When you ask it, everything changes. The product changes. The audience changes. The strategy changes. The risk changes. You are no longer asking what is safe. You are asking what is necessary.
I watched a team confront this last year. They had built a product that worked. Customers were happy. Revenue was growing. But the growth was linear, predictable, and safe. And the founder knew that safety was not enough.
We asked the uncomfortable question. If this company were worth a billion dollars in 10 years, what would it need to be worth? Not what it could be. What it would have to be.
The answers were painful. The product they had built was not the product they needed. The audience they served was not the audience that could carry them to scale. They had optimized for what was achievable, and in doing so, built something that could never become what it needed to be.
This is where most teams stop. They see the gap between what they have and what would be required, and it feels impossible. They retreat into realism. They tell themselves incremental progress is enough.
And incremental progress is progress. But it rarely changes the game.

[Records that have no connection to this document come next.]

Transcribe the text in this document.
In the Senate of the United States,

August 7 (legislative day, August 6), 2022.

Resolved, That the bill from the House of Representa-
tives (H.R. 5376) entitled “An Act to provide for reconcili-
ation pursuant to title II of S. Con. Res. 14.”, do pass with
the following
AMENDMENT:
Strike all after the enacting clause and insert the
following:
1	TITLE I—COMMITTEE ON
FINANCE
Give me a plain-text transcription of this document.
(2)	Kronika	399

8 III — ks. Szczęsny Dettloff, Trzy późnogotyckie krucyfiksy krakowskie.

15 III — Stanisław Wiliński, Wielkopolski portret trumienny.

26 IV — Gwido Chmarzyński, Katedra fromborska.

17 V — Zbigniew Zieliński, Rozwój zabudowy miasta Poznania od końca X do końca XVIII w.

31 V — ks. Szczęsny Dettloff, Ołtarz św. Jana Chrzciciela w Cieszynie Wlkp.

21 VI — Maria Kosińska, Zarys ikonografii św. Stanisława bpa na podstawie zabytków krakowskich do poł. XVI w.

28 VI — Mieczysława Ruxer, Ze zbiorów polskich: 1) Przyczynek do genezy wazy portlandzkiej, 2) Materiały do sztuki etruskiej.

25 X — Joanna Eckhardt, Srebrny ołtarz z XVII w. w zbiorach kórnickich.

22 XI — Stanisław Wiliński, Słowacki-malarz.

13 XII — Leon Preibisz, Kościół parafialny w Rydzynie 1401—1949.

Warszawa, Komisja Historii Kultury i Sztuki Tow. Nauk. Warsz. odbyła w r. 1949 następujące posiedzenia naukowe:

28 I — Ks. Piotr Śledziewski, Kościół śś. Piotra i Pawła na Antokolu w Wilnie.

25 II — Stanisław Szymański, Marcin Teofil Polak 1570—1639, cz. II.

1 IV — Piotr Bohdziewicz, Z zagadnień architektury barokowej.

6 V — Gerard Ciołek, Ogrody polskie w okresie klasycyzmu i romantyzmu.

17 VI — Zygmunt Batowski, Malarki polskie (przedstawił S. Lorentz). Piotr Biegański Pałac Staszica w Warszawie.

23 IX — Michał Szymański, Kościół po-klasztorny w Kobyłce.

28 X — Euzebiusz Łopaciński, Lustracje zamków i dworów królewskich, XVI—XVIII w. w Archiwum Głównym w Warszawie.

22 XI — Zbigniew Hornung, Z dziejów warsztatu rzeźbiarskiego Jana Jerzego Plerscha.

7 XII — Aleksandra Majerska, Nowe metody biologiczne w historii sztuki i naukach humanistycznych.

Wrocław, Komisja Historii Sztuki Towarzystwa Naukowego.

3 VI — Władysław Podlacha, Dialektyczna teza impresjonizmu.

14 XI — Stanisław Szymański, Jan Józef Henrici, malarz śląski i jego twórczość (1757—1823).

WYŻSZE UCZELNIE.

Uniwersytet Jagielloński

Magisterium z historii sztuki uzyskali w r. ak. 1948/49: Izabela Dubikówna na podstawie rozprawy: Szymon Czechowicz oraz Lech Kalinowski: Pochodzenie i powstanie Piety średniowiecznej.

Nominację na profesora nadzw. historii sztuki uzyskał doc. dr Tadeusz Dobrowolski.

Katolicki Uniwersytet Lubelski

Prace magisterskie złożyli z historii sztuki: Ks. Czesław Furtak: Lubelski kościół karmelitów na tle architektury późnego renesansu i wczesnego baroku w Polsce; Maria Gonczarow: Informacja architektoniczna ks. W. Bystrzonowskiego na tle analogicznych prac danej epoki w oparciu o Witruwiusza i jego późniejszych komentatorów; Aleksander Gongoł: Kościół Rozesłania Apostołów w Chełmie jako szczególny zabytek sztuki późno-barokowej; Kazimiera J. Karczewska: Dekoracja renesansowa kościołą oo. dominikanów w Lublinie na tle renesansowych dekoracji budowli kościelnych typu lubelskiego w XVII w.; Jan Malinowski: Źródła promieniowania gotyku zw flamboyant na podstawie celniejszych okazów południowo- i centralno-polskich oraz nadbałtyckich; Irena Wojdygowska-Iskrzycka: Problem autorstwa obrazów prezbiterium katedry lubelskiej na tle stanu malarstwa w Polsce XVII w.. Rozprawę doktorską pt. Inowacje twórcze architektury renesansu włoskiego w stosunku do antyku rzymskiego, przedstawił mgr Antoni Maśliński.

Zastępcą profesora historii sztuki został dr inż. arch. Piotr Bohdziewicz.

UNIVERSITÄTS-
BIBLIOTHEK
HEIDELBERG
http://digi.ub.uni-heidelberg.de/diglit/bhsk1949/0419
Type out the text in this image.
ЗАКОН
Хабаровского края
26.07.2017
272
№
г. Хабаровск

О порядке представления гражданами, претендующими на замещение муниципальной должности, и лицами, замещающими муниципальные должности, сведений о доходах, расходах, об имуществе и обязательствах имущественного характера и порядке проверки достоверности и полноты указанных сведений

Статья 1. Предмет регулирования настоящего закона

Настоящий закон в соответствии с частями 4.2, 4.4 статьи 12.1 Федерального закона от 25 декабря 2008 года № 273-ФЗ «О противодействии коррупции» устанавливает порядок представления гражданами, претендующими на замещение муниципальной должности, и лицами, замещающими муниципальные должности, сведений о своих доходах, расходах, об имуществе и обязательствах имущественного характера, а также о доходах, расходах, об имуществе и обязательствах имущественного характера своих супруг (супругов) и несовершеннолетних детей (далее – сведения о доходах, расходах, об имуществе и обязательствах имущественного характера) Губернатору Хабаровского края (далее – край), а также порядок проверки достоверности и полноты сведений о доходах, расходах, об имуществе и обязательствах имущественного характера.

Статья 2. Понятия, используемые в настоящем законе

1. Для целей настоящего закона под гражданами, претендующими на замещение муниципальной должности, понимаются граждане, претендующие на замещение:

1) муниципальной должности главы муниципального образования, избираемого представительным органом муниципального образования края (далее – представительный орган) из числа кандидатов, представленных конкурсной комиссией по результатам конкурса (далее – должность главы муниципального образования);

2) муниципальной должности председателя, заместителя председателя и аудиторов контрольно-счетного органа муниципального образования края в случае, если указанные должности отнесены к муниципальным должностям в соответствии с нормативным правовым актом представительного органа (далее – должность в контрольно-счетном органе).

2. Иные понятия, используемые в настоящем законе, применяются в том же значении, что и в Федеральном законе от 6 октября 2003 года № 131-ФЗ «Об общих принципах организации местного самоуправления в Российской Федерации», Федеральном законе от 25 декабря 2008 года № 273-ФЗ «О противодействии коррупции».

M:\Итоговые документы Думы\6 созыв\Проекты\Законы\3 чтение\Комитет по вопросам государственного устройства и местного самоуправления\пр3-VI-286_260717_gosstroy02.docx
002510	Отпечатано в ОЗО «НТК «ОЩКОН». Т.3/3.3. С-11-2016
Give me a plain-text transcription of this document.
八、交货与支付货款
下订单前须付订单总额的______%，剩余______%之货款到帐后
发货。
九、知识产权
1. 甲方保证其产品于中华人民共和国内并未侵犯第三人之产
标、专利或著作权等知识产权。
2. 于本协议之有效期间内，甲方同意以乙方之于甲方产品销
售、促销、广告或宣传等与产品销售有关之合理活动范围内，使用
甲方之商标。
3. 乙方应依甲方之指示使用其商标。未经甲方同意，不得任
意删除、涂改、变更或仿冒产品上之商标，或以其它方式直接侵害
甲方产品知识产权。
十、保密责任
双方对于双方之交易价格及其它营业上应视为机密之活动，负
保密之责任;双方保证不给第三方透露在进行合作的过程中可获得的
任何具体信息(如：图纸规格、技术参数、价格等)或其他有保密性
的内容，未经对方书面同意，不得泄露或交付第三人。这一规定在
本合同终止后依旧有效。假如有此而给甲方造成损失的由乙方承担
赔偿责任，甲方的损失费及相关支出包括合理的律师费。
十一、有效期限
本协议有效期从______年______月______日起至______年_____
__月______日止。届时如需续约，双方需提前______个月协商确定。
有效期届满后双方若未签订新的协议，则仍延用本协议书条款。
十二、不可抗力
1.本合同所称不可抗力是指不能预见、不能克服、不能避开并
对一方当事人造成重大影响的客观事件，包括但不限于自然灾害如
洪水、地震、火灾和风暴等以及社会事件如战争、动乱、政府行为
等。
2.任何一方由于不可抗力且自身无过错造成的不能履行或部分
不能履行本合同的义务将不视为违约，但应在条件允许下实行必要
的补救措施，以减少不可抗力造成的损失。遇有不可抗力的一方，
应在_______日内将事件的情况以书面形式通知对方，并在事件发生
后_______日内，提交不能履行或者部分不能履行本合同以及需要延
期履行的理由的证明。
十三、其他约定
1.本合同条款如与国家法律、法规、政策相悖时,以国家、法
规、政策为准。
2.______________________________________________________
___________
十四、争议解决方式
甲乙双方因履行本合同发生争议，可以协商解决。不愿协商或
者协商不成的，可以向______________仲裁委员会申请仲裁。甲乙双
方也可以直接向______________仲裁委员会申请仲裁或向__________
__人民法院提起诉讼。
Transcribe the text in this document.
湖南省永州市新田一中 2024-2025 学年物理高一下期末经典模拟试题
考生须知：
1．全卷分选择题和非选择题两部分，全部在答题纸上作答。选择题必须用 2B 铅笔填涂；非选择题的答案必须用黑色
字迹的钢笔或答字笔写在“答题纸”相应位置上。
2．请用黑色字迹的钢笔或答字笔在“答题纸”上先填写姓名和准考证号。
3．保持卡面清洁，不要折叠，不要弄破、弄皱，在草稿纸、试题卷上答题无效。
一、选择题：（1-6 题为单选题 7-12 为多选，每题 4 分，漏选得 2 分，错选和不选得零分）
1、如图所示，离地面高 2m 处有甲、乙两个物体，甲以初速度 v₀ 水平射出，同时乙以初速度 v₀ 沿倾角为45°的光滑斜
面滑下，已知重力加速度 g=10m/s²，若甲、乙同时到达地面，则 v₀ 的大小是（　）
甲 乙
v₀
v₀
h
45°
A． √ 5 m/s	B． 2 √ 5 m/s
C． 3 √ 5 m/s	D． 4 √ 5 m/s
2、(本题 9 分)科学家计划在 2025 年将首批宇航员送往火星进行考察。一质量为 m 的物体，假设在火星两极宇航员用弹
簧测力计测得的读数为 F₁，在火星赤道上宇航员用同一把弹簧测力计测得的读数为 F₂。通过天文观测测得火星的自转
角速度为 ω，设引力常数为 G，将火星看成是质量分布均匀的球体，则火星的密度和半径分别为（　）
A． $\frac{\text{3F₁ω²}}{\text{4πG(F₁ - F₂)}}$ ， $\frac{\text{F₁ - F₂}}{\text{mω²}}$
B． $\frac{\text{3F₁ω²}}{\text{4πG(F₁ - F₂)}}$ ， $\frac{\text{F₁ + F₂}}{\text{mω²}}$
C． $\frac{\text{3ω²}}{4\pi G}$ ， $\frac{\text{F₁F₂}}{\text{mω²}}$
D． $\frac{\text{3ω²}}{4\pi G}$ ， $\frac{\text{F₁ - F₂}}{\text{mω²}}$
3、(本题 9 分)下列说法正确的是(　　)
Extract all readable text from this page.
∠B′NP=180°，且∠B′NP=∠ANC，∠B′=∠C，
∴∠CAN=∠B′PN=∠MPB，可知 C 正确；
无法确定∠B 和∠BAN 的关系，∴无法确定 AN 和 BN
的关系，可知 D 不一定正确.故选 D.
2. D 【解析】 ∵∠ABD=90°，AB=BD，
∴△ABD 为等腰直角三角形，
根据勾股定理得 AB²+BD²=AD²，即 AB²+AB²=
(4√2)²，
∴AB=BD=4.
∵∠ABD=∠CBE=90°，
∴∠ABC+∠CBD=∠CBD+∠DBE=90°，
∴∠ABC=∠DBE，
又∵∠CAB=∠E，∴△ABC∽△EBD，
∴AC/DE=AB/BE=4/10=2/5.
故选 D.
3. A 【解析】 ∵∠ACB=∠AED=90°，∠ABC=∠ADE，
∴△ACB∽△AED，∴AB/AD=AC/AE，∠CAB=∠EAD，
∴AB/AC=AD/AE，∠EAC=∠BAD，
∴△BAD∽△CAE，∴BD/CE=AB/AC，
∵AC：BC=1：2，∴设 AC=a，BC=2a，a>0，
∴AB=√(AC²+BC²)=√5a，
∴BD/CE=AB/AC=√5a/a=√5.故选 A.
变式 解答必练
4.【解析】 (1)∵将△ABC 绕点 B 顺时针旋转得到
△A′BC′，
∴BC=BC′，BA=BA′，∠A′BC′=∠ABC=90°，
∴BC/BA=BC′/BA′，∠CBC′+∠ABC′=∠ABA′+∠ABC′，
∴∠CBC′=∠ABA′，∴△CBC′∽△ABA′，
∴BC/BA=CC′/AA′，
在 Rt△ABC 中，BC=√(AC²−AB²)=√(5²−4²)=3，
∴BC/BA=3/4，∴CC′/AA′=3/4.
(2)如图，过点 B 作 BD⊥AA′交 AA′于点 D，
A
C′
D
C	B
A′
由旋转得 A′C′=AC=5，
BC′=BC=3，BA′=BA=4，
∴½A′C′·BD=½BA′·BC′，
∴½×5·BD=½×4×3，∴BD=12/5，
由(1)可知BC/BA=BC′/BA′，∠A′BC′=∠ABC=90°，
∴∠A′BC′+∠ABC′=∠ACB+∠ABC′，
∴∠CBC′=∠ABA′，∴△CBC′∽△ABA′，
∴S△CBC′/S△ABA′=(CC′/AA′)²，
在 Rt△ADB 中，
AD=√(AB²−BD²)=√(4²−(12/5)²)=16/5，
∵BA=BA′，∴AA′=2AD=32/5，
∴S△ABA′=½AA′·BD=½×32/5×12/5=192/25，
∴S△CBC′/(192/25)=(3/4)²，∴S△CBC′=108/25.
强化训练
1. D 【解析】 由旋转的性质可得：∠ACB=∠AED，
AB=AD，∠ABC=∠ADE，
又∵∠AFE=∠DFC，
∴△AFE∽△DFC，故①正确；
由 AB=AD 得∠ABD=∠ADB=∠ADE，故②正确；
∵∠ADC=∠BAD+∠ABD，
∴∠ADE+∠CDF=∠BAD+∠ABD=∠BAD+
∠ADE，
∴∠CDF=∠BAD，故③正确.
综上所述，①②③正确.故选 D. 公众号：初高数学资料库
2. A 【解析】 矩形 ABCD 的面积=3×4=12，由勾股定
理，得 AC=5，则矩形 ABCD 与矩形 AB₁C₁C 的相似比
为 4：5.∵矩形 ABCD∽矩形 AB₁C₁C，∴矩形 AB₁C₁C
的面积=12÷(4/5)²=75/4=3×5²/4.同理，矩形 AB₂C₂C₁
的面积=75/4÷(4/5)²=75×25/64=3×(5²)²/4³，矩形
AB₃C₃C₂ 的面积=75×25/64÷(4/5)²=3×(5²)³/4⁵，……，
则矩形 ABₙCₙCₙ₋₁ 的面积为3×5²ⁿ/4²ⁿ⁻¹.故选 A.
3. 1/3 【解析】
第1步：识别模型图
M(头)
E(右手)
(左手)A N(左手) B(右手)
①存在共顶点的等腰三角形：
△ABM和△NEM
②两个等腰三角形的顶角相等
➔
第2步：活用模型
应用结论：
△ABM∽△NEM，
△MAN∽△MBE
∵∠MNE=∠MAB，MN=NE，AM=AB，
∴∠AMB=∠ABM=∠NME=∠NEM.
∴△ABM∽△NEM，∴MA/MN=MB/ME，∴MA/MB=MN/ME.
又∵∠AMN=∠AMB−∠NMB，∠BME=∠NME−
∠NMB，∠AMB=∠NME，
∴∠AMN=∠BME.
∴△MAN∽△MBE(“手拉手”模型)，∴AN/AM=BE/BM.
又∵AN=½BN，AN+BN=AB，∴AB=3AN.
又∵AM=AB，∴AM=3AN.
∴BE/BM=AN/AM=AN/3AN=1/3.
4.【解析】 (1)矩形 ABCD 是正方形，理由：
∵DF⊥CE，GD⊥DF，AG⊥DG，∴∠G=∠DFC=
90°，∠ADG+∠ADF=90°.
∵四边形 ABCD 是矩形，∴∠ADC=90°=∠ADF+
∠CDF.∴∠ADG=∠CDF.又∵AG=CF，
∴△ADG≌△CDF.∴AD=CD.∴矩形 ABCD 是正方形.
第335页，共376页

The teams that break through do not retreat. They sit with the discomfort. They accept longer timelines, higher risk, and more visible failure. They let go of the safe version of the product and start building the version that matters.
This does not mean ignoring reality or pretending constraints do not exist. It means starting with the end in mind and working backward. It means asking what would need to be true for this to matter at scale, and then building toward that truth, even when the path is not clear.
Over time, I have learned that the difference between small outcomes and transformative ones usually is not talent or effort. It is the size of the question you are willing to ask.
Small questions lead to small answers. The uncomfortable question leads to something that matters.
The founder in the coffee shop is still building. But he is building differently now. He is solving the problem that justifies the scale, not the one that fits neatly inside today’s constraints. He is no longer optimizing for safety. He is optimizing for what is required.
That shift is not easy. It is not comfortable. It is not safe. Btw, I didn’t actually see a founder doing this; that founder was me.
But it is the only one that carries you from what you can build today to what you might become tomorrow.
So if you find yourself building something that feels safe, something you can defend, stop. Ask the uncomfortable question. Ask what this would need to be if it were worth a billion dollars. Ask who it would need to serve and what problem it would need to solve.
Then start building toward that truth.
Not because it is easy.
Not because it is safe.
But because it is the only question that leads to something that lasts.